After tumbling from an all-time-high $58,371 to around $52,150 at the start of the week, signs of recovery were beginning to suggest BTC was entering a temporary dip as it began to test $55,000 again by Tuesday evening.
Wednesday, however, saw a steady decline as the original cryptocurrency slipped back under the important psychological level of $50,000 and looked – to all intents and purposes – like the market wanted to settle along the $48,000 line. This notion was reflected yesterday as BTC bounced between $47,000 and $49,000 in what appeared to be a clear indication of being drawn into a long stint at $48k.
As is often the case in the volatile world of cryptocurrency, BTC had other ideas, and traders woke to find Bitcoin had plummeted below $45,000 – even dropping a brief scarlet wick under $44k.
It wasn’t entirely a sea of red, though. A bright green lifeboat in the shape of Cardano’s impressive native token ADA – once again showing its mettle against a strong negative current – was on the rise and climbing at more than dollar.
ADA aside, Bitcoin’s dramatic price shift this week has set alarms bells ringing across investors and traders – many no doubt still finding discarded Champagne corks from the weekend’s celebrations of punching through $58,000.
Reflecting over a week of charts and movements, it would appear that fears of BTC overstretching itself in a furious bid to hit a landmark high have rung true.

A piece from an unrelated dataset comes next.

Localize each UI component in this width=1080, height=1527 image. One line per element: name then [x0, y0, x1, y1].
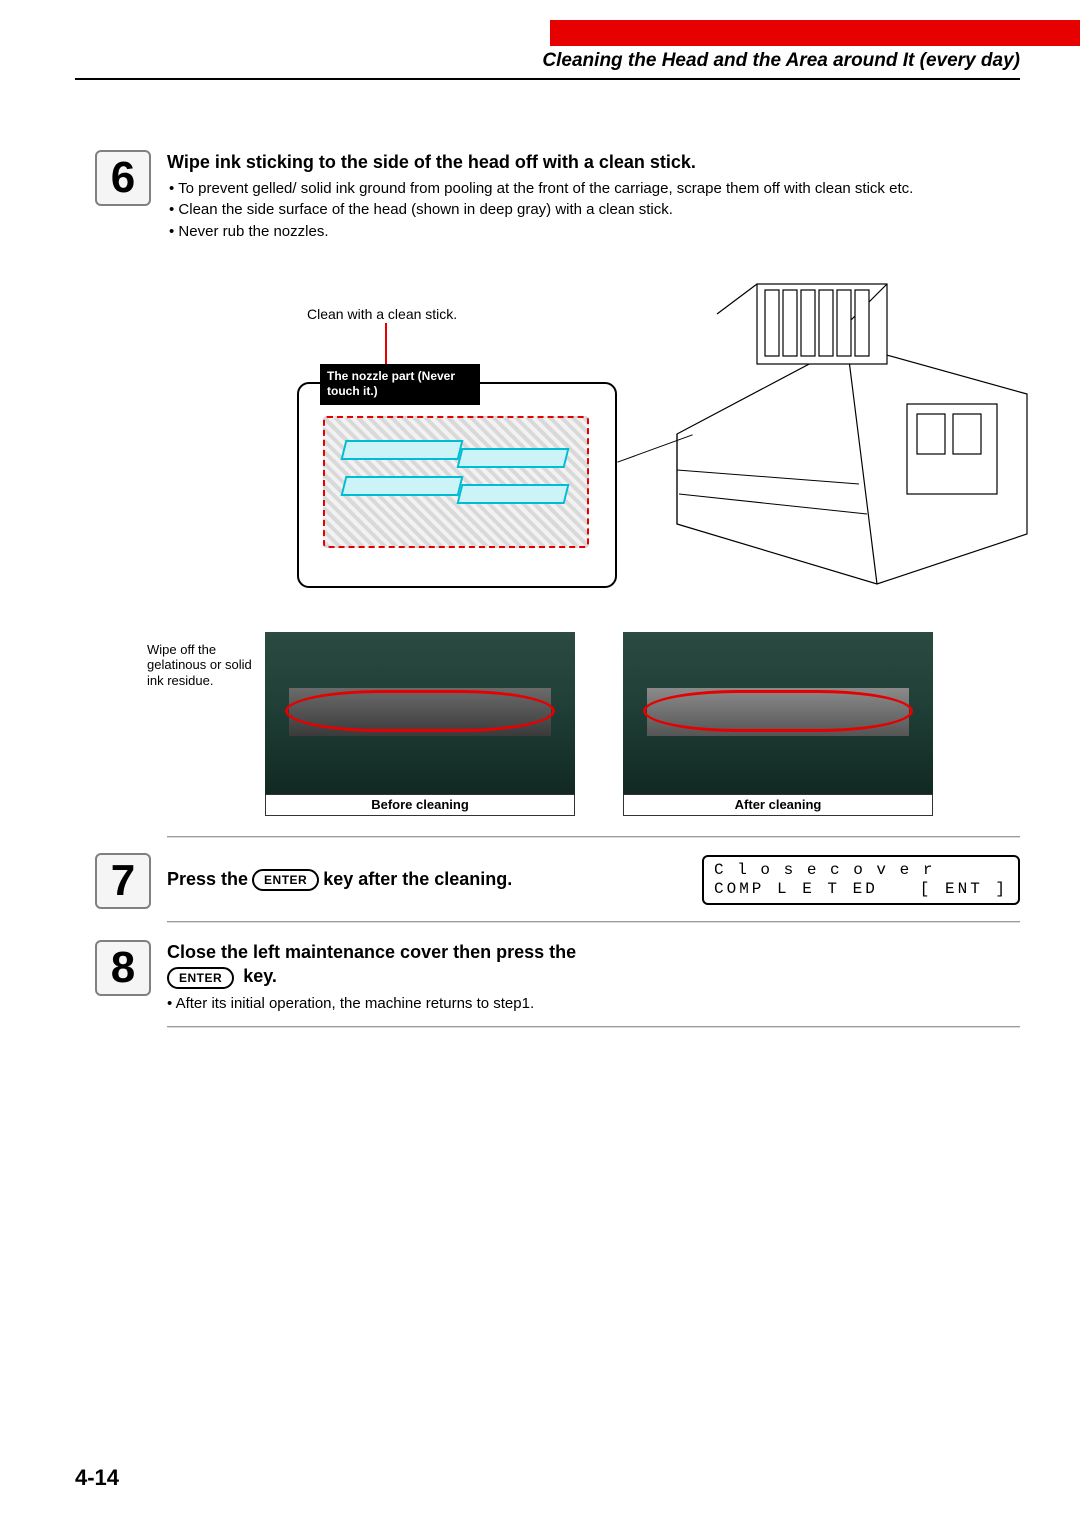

Support levels became gossamer-thin and the price has slipped, unchecked by falling volume.
Experienced and well-respected crypto analyst Mati Greenspan – founder of Quantum Economics – believes Bitcoin may have simply got ahead of itself.
“It got overheated,” he told City AM today.

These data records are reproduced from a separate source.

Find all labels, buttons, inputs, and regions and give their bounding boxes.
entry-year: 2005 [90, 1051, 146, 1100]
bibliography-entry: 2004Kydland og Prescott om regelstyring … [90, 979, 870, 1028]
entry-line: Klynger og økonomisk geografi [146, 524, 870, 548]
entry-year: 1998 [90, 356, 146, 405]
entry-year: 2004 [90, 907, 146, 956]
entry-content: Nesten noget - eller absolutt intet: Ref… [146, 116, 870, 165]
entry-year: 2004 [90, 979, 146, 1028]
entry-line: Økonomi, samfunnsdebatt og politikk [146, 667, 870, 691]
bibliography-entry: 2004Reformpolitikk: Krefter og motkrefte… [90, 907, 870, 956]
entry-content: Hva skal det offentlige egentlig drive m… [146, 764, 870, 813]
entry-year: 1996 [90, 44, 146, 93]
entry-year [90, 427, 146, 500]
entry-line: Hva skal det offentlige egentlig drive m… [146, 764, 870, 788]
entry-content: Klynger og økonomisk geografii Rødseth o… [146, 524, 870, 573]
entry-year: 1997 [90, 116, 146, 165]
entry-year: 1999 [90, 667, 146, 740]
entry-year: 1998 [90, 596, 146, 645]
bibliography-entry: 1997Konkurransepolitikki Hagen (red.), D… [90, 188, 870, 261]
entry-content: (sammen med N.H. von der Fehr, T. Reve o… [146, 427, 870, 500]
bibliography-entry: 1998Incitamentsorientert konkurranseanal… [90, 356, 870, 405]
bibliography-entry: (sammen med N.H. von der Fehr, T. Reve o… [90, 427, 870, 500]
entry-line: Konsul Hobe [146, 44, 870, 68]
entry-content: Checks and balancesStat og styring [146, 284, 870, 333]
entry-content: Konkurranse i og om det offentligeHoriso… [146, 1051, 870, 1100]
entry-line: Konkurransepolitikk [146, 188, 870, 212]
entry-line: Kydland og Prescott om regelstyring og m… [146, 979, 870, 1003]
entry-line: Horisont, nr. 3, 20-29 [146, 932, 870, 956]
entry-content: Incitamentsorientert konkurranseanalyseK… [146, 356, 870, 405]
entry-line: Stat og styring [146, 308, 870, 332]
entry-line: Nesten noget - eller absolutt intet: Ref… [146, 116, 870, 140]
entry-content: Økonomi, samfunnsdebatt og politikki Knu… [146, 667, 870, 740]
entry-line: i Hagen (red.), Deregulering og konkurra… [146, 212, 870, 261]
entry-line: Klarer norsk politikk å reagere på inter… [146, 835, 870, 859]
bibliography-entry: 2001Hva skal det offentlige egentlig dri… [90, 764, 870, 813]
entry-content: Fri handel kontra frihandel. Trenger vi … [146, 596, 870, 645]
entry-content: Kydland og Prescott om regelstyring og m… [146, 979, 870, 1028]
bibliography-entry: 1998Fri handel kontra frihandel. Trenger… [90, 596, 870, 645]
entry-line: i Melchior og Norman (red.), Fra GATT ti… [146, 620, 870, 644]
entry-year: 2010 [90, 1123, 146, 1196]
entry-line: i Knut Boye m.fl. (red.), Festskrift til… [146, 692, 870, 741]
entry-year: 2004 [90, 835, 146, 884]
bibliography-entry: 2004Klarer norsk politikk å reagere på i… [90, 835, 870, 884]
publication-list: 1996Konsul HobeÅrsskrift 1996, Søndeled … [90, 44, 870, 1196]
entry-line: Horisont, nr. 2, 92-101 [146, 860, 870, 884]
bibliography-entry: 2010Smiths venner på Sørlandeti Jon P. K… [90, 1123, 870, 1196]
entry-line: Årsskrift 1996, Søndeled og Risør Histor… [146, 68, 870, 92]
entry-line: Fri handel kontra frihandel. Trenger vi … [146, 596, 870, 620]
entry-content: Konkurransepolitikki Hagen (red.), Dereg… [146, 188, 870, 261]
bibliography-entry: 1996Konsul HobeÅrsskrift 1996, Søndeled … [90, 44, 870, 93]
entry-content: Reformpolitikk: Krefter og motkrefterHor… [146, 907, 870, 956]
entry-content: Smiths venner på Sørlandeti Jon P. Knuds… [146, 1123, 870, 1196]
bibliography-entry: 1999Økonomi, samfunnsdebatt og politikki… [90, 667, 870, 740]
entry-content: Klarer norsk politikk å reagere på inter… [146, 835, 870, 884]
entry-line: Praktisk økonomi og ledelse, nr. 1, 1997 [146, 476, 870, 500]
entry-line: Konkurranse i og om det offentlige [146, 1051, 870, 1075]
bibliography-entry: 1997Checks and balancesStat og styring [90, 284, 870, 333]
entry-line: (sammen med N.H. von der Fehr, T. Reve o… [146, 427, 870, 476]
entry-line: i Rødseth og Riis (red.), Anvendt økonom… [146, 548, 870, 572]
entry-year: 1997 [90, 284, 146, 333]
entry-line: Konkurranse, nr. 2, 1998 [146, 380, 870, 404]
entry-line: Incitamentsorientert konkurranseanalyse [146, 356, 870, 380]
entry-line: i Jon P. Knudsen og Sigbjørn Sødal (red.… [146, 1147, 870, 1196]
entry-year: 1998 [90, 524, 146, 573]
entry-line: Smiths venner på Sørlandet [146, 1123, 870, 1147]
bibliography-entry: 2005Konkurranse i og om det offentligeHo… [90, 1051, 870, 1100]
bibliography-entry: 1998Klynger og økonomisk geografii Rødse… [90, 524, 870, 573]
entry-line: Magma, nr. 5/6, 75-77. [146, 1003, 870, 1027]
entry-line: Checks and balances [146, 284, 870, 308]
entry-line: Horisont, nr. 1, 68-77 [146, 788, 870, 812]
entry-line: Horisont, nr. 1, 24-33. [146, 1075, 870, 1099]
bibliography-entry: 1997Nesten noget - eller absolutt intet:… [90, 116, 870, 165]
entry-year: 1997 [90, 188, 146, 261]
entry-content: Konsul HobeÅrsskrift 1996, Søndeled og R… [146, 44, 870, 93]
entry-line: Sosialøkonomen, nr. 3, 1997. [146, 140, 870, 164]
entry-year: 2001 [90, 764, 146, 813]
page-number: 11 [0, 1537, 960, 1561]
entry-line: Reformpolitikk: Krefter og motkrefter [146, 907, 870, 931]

“People got carried away – now we see a mix of liquidations and profit-taking.”
The market is already beginning to show the predicted liquidations and profit grabs. This morning has signalled some buying momentum as investors look to capitalise on the dip.
A note of caution awaits, though. Weekend trading has, historically, often been weak and largely registered declines over the years.
Whatever happens to Bitcoin over the next few days depends entirely on what side of the bed the US crypto traders get up from later today. By mid-afternoon, the big players in California will no doubt have the final say on which direction the crypto compass will point as we cap off the end of an exciting week in markets.